I want to present you the first single of my upcoming album today.
"Blade under the pillow" tells of the impulse to end everything, but which is always intercepted by the will to live.
The blade under the pillow, which should facilitate the finish, always stays there in the end and the new day begins with the knowledge that life is worth living.

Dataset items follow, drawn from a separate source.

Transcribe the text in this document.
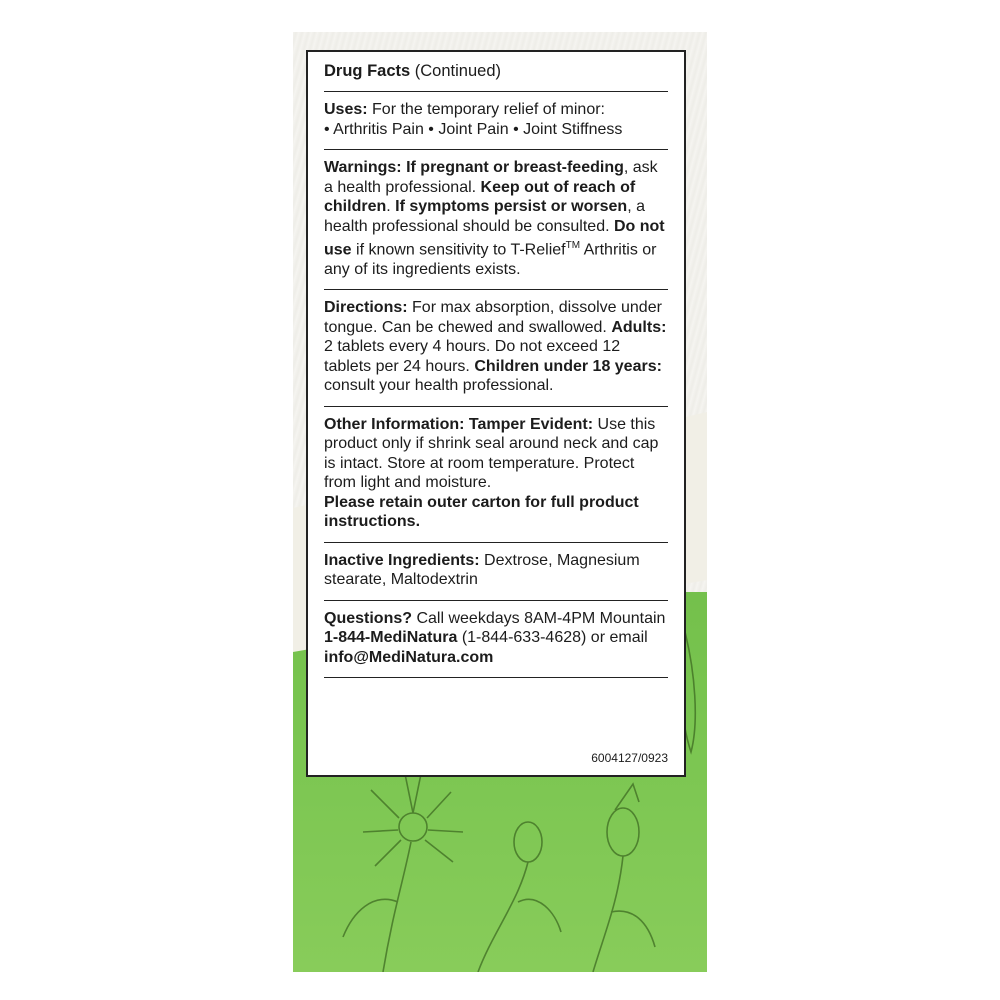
Drug Facts (Continued)
Uses: For the temporary relief of minor:
• Arthritis Pain • Joint Pain • Joint Stiffness
Warnings: If pregnant or breast-feeding, ask a health professional. Keep out of reach of children. If symptoms persist or worsen, a health professional should be consulted. Do not use if known sensitivity to T-Relief™ Arthritis or any of its ingredients exists.
Directions: For max absorption, dissolve under tongue. Can be chewed and swallowed. Adults: 2 tablets every 4 hours. Do not exceed 12 tablets per 24 hours. Children under 18 years: consult your health professional.
Other Information: Tamper Evident: Use this product only if shrink seal around neck and cap is intact. Store at room temperature. Protect from light and moisture.
Please retain outer carton for full product instructions.
Inactive Ingredients: Dextrose, Magnesium stearate, Maltodextrin
Questions? Call weekdays 8AM-4PM Mountain 1-844-MediNatura (1-844-633-4628) or email info@MediNatura.com
6004127/0923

Today is not a good day, no really it is not great
I have to get out of here and wonder what this mild fun is supposed to do here
Why do I feel so lonely among all of you
Leave me alone, this shit is just my stuff
I have to get out of here to hide quickly would be awesome
I go home and get the blanket out of the chamber
I cover myself on my couch up to my forehead
And then I'm briefly satisfied not to listen to you anymore
But only briefly because this fall is apparently unstoppable
At this point comes my wish to just turn me off
And I weigh up what binds me to this life here
It always means that happiness can be found in a small form for everyone
While I notice that everything seems pretty pointless to me
I reach for the blade and then say I'm ready
But something is slowing me down and I've often experienced that
I go to bed and put the blade under my pillow
Please give me the courage to die tonight
The decision to be free
It is certainly bitter, but they will inherit songs
And I'm never alone anymore
so many nights with the blade under the pillow
I am the next one I thought and I have to know
that it doesn't go up anyway, no matter what you do
and because it takes a lot of courage, a little attempt is good for me
I just wake up at night and a little sleepy
I quickly reach for the blade and then I have it in a few hours
I put on then pull through and close my eyes
fall asleep again and there's nothing to stop me
you have to understand that this seems to me to be the last resort
if you don't see anything good anymore, the view remains small
just gray in gray, like in prison and look
how you don't need this rest of me here among you
it fights inside me and screams I just have to dare
and I can't do much more than watch
when the thoughts fought over my head
I put the blade quietly and secretly under the pillow
And you give me the courage to live again every night
The decision to be strong
And the blade just stays there under the pillow
Because I'm not alone here
Ich möchte euch heute die erste Single meines kommenden Albums präsentieren.
"Klinge unterm Kopfkissen" erzählt von dem Impuls mit allem schluss machen zu wollen, der aber immer wieder von dem Willen zu leben abgefangen wird.
Die Klinge unterm Kopfkissen, die den Abgang erleichtern soll, bleibt zuletzt doch immer dort liegen und der neue Tag beginnt mit dem Wissen, dass das Leben es wert ist gelebt zu werden.